The Supreme Court on various occasions prior to BWS, gave Section 2(j) of the ID Act, which contains the definition of ‘industry’, the application of the doctrine of noscitur a sociis, wherein the meaning of a doubtful word was ascertained by reference to the meaning of the words associated with it. To illustrate, in Secy., Madras Gymkhana Club Employees’ Union v. Gymkhana Club,[xii] which was also reaffirmed by Safdarjung Hospital v. Kuldip Singh Sethi[xiii] and University of Delhi case,[xiv] the definition of ‘industry’ has been interpreted by the Court in two parts. The first part refers to any business, trade, undertaking, manufacture or calling of employers, which determines an industry by the occupation of employers in certain activities. The second part includes any calling, service, employment, handicraft or industrial occupation or avocation of workmen, giving the extended connotation. The word ‘undertaking’ is defined as any business, work or project engaged in as an enterprise analogous to business or trade. Hence, all the aforesaid cases were against the expansion of the definition. However, in BWS, the seven-judge constitutional bench overruled the earlier judgments, and by utilising its interpretative conscience, expounded a new definition of ‘industry.’
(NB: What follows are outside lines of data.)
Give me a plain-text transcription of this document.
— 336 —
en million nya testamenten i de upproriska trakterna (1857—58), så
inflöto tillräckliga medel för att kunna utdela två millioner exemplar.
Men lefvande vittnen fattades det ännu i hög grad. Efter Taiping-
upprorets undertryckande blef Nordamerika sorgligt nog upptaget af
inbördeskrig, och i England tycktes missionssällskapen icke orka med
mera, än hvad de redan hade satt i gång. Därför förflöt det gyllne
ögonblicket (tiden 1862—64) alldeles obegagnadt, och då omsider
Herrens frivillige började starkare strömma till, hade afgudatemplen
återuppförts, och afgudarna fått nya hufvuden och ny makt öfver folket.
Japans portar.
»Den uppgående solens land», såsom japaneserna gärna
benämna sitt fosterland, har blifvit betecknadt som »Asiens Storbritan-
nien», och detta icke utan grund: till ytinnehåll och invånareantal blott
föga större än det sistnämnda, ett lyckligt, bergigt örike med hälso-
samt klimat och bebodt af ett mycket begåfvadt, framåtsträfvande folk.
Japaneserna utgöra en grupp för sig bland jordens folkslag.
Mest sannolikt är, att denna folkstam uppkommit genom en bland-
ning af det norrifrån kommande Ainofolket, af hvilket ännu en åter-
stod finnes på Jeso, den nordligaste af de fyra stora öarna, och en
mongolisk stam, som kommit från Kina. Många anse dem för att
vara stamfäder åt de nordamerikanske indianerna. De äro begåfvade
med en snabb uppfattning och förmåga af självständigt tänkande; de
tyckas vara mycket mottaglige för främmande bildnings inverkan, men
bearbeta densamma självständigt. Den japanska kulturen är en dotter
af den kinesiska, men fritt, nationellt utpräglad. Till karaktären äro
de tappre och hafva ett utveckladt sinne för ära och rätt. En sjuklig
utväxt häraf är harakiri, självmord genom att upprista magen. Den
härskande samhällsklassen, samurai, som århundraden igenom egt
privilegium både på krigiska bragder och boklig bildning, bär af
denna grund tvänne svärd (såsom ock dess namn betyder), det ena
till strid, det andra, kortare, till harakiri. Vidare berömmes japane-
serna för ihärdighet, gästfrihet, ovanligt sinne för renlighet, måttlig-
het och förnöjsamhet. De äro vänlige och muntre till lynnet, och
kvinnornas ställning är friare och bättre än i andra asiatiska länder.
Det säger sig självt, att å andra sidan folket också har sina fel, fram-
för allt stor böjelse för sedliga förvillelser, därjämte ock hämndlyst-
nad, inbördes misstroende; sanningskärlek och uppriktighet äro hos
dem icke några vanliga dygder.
[Image Sources: Shutterstock]

Bangalore Water Supply Judgment

Primarily, the Court elucidated the Triple Test for determining whether an activity is covered by the definition of ‘industry’. The test said that firstly, there must be a systematic activity. Secondly, this systematic activity must be coordinated by employer-employee cooperation, and thirdly, the intent of that activity must be to produce or distribute goods and services that would ultimately satisfy human needs and desires. These human needs and desires need not be spiritual or religious in nature but can be inclusive of material things geared to celestial bliss, such as the production of prasad on a large scale.

Secondarily, the Court expounded the Dominant Nature test. This test would come to use where an entity is involved in a complex set of activities, wherein some of those activities qualify for exemption to the definition of ‘industry’, others not. This test said that when deciding whether the entity in question is an industry, the predominant nature of the services and the integrated nature of the departments will be taken to be the true test. Both tests act harmoniously.

The Court, while disregarding the prior precedents, held that the definition of ‘industry’ was deemed to include all professions, clubs, educational institutions, cooperatives, research institutions, charitable projects, and any other organised activity that involved an employer-employee relationship and the production of goods or provision of services. The exemptions given from this broad definition were very limited.

The Aftermath of BWS – A Continued Road to Uncertainty

Subsequent to BWS, the Supreme Court in Sub-Divisional Inspector of Post v. Theyyam Joseph,[xv] Bombay Telephone Canteen Employees Assn case,[xvi] and G.M., Telecom v. S. Srinivasa Rao case,[xvii] was fairly uncertain in applying the ratio of BWS and gave conflicting judgments. Moreover, an evident discord in the cases of Chief Conservator of Forests v. Jagannath Maruti Kondhare,[xviii] and State of Gujarat v. Pratamsingh Narsinh Parmar,[xix] was noted, wherein the question was whether the ‘Social Forestry Department’ of the State, which is a welfare scheme undertaken for the improvement of the environment, would be put under the definition of ‘industry’.

As the conflict between the two decisions was based on the BWS judgment, the matter was again put up before the Constitutional Bench in Jai Bir Singh v. State of UP (hereinafter JBS).[xx] In JBS, it was held that there existed more than one compelling reason before the Supreme Court to refer to the interpretation of the definition of ‘industry’ in the ID Act, to a larger Bench and for reconsideration by it, if required, of the decision delivered in BWS.